Biz, TÜBİTAK'ın destek verdiği Covid-19 inaktif virüs aşısı çalışmamızda üretimi tamamlayarak hayvan deneylerinin yapılacağı noktaya geldik. Hayvan deneylerinden sonra Faz-1 çalışmaları başlıyor, gönüllülerde 3 hafta süren yan etki ve antikor oluşturma açılarından değerlendirme yapılıyor. Sonrasında daha geniş bir popülasyonda aşı çalışmaları devam ediyor, yeterli güvenlik ve etkinlik elde edildikten sonra yine çalışma daha da genişletilebiliyor… İdeal koşullarda tüm bunlar, ortalama 3 ayda sonuçlanabilir. Tüm bu aşamalar, Sağlık Bakanlığı'nın onay süreciyle gerçekleşiyor. Peki, başarılı olunamazsa?… Pek çok bilimsel araştırmanın başına geldiği gibi, hayvan deneylerinde ya da sonrasında istenmeyen bir etki ile karşılaşabiliriz, bu durumda yine laboratuvara girer, yine çalışırız."
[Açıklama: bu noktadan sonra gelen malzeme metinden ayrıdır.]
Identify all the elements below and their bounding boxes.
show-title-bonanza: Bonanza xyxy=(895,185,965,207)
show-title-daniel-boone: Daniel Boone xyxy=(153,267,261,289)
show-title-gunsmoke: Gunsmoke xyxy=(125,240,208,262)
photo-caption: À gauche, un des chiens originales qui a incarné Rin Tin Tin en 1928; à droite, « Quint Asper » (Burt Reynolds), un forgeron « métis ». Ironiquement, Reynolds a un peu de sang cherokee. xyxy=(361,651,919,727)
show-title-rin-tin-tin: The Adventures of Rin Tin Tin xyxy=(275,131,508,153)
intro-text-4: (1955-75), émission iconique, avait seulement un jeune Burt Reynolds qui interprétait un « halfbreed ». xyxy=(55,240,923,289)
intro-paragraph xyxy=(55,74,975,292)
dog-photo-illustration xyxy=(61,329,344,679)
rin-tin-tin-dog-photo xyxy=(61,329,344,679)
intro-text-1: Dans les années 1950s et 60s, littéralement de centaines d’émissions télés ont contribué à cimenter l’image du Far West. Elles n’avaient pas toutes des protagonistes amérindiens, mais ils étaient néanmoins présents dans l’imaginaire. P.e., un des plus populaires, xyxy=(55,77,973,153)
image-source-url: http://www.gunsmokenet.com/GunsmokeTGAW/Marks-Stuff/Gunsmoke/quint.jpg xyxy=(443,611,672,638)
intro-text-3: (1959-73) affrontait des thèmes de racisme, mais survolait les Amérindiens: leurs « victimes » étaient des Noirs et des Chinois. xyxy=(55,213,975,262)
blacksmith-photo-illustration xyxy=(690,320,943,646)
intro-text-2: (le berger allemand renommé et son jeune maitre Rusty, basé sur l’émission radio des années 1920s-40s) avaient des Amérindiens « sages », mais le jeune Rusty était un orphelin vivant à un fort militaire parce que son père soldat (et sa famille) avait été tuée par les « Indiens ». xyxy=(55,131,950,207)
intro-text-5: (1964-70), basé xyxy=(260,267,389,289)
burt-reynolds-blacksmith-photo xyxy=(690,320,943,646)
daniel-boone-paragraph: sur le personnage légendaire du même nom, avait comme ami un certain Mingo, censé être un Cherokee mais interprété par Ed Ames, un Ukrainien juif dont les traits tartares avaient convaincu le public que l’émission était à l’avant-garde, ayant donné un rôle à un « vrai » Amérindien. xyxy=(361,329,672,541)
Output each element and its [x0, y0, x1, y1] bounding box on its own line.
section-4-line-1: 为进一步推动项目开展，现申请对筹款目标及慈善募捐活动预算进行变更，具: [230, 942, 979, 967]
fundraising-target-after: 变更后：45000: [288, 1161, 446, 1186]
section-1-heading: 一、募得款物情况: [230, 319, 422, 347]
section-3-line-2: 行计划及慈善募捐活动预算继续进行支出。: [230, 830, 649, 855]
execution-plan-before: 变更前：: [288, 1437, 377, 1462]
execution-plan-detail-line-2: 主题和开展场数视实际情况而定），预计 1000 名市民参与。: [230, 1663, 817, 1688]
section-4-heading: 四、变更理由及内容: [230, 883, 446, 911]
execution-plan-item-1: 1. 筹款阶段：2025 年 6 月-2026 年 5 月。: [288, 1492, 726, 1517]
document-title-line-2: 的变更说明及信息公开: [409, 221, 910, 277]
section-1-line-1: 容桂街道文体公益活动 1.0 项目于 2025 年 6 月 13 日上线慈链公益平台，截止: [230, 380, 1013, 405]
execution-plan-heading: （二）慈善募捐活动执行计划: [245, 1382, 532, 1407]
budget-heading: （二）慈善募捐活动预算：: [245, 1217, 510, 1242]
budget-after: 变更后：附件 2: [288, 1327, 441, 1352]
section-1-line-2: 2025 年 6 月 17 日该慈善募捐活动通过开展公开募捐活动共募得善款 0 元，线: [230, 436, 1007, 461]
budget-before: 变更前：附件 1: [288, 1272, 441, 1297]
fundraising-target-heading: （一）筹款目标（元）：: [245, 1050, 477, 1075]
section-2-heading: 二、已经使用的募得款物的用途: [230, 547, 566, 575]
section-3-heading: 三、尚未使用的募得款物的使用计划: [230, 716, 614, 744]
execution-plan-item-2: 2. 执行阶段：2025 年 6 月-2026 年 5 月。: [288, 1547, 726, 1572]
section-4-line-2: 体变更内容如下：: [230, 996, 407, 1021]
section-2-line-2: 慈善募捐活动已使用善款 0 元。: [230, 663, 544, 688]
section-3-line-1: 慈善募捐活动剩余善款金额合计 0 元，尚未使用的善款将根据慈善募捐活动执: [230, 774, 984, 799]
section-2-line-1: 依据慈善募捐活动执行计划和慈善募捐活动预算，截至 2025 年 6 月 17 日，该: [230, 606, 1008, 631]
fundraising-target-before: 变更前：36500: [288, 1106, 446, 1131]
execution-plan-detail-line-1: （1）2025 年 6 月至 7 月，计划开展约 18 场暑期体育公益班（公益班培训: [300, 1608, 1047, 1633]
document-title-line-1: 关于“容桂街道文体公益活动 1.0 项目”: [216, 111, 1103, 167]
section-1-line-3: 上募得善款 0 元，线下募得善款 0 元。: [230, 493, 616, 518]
Diğer yandan Sağlık Bakanı Fahrettin Koca, geçen hafta gerçekleşen Bilim Kurulu toplantısının ardından yaptığı açıklamada, Twitter'dan koronavirüs için Dornaz Alfa'nın tedavide kullanılabileceğini açıklayan Prof. Dr. Ercüment Ovalı'ya "Sözü edilen ilaç uluslararası bir ilaç firmasının patentli ilacı. Dünyada araştırmanın nasıl yapılacağı bellidir, sosyal medya üzerinden insanların umudu ile oynanamaz. İlaç ve aşı işi hem milli hem stratejik bir iştir. Sosyal medya üzerinden yapılmaz" demişti.